We stopped looking for money. We stopped wasting our time. We got our heads down, and we earned it. In 2 years, our company of <10 people paid back well over £500,000 of debt. Covid19 problems aside, we are on track to being completely debt free within 18 months, and then will generate c. £50k profit per month.

I don’t know what brought you to this blog. Perhaps as part of my series of moans about the CBILS and the Government Furlough scheme… If that’s the case, here are my thoughts for you:

Instead of wasting hundreds of hours of your time failing to acquire CBILS finance, apply yourself to thinking up new ways for your company to make money. What about new products and services you can offer? What could do you remotely? Or as a delivery or pick-up service? What social distancing could you do on your premises? Even if there’s nothing you can do right now because of the lockdown, maybe there’s something new you could start doing when it’s over? Give yourself some credit. Think, innovate and earn your way out of the problem. You can do this. The real hope is with you yourself.

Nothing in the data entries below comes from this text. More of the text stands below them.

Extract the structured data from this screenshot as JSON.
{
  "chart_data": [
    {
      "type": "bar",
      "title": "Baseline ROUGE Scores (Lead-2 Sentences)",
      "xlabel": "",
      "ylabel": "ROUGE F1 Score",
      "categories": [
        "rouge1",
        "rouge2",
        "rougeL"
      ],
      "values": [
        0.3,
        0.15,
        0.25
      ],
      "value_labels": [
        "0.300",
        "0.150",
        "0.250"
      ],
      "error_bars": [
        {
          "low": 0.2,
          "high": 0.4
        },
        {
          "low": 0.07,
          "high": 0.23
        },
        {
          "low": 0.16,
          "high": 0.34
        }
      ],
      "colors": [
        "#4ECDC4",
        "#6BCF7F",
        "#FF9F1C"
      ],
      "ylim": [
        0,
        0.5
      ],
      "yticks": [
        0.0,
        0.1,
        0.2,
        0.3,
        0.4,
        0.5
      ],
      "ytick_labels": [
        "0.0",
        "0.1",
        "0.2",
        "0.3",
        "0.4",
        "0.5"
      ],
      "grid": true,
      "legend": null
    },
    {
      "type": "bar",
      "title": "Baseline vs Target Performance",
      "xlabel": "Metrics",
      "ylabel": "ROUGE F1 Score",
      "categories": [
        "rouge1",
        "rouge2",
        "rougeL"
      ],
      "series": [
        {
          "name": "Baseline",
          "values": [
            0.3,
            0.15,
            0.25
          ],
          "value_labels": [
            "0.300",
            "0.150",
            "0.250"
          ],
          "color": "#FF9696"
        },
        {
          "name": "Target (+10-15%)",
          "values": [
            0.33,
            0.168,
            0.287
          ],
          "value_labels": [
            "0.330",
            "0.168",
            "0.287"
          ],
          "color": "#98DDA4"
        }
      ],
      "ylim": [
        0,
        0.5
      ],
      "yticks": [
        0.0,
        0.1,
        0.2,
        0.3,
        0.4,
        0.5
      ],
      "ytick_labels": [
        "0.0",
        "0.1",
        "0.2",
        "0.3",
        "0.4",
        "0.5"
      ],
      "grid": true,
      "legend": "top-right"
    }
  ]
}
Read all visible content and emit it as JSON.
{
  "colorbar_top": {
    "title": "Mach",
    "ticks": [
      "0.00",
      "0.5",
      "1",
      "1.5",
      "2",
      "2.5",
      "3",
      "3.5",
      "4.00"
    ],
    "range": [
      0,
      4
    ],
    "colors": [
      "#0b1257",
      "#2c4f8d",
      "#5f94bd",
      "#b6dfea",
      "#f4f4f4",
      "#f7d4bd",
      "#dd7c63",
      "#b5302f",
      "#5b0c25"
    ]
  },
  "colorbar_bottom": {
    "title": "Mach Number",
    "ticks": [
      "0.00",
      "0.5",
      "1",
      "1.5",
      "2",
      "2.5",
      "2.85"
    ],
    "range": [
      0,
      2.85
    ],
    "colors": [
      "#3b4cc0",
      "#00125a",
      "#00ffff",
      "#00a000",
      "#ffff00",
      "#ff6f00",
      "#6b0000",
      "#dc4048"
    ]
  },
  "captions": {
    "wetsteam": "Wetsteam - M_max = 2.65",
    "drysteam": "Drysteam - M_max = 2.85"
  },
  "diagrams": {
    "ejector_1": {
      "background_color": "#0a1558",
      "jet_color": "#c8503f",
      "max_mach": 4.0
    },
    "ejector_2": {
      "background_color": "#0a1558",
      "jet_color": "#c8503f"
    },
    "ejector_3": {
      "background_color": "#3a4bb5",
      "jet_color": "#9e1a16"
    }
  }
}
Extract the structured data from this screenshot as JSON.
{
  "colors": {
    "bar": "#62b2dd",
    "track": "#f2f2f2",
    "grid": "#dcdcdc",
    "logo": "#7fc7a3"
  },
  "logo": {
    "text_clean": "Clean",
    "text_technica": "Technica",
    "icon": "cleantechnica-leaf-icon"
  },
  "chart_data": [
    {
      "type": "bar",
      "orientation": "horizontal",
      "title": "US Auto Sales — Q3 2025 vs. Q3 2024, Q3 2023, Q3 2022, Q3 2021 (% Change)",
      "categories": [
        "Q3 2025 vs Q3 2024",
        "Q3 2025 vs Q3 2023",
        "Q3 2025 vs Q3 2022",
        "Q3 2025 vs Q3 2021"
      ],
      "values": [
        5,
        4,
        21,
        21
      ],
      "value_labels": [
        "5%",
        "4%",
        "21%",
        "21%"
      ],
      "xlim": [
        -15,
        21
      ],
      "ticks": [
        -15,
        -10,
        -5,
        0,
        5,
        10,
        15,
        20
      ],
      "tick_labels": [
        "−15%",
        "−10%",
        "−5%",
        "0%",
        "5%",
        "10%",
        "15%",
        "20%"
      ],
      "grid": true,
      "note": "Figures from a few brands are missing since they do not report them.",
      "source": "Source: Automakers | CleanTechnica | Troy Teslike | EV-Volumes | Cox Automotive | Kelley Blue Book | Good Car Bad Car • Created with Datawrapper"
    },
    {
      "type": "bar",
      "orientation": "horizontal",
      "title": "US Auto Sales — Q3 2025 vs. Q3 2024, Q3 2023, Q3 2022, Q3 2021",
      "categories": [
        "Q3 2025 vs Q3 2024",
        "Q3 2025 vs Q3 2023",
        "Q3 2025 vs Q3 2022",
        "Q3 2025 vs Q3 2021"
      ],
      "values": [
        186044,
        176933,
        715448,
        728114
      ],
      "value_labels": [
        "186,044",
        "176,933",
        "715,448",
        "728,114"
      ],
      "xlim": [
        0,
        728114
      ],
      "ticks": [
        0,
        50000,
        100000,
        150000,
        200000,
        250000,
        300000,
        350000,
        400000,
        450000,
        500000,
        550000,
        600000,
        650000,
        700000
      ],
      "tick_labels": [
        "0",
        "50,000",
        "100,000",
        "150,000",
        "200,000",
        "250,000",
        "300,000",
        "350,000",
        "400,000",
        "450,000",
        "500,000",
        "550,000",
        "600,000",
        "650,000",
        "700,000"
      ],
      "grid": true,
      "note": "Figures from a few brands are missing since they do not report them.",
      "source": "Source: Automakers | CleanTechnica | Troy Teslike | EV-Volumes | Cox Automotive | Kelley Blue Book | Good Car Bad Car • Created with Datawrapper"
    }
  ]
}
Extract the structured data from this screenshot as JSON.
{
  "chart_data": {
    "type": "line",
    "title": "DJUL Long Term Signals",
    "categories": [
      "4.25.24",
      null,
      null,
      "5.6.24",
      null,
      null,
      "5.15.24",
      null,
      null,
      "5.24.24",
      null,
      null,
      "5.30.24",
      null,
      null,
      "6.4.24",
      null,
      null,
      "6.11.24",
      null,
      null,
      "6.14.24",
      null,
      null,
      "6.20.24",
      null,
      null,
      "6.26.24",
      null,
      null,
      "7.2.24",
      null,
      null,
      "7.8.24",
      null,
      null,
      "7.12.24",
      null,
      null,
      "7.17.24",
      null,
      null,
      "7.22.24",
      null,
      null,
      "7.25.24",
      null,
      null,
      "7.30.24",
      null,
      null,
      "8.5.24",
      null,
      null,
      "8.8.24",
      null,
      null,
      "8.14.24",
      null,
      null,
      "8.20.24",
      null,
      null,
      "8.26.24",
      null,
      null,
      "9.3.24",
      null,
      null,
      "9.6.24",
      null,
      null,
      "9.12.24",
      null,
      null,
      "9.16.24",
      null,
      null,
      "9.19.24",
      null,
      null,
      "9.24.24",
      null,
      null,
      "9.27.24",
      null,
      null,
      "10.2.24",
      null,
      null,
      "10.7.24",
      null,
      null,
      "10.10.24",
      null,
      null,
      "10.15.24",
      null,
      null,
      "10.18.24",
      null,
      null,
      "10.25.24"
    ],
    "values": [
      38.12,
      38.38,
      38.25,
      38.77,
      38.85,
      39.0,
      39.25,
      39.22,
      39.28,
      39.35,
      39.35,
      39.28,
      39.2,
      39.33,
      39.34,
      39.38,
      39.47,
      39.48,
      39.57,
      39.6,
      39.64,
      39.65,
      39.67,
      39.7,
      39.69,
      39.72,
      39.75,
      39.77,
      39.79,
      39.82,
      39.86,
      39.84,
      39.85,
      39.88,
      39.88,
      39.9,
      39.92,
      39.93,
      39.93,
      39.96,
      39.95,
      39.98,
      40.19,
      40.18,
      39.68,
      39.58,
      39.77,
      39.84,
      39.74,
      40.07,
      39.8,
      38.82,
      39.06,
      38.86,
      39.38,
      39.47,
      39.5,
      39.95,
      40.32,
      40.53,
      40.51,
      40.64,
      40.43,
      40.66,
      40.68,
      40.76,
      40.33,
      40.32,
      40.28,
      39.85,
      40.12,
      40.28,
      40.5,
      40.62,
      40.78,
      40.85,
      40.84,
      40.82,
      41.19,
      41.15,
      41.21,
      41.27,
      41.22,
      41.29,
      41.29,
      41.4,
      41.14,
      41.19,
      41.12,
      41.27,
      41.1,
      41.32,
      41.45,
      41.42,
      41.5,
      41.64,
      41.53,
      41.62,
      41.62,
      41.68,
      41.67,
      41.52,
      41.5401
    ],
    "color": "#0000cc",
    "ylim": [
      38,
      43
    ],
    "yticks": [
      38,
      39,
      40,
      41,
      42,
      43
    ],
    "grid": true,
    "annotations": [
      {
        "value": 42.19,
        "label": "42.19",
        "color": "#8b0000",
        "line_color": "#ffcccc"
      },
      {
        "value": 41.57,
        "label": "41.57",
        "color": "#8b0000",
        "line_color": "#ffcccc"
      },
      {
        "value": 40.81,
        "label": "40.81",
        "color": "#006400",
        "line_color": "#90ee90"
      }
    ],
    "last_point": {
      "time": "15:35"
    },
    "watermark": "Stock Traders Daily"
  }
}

What about me? Well, we’re doing quite a bit. In a week, we mobilised half of our company to create an entirely new product from scratch that we could see would be very useful at a time where organizations of all kinds needed to upgrade their remote-working/remote-teaching/remote-whatever capabilities. Beyond that we’re on the cusp of a number of major breakthroughs in our technology that we’re hoping are going to help us turn the odds back in our favour to help us get through the next 12-18 months, and who knows maybe even come out of the covid19 crisis stronger than ever. Never give up, never surrender.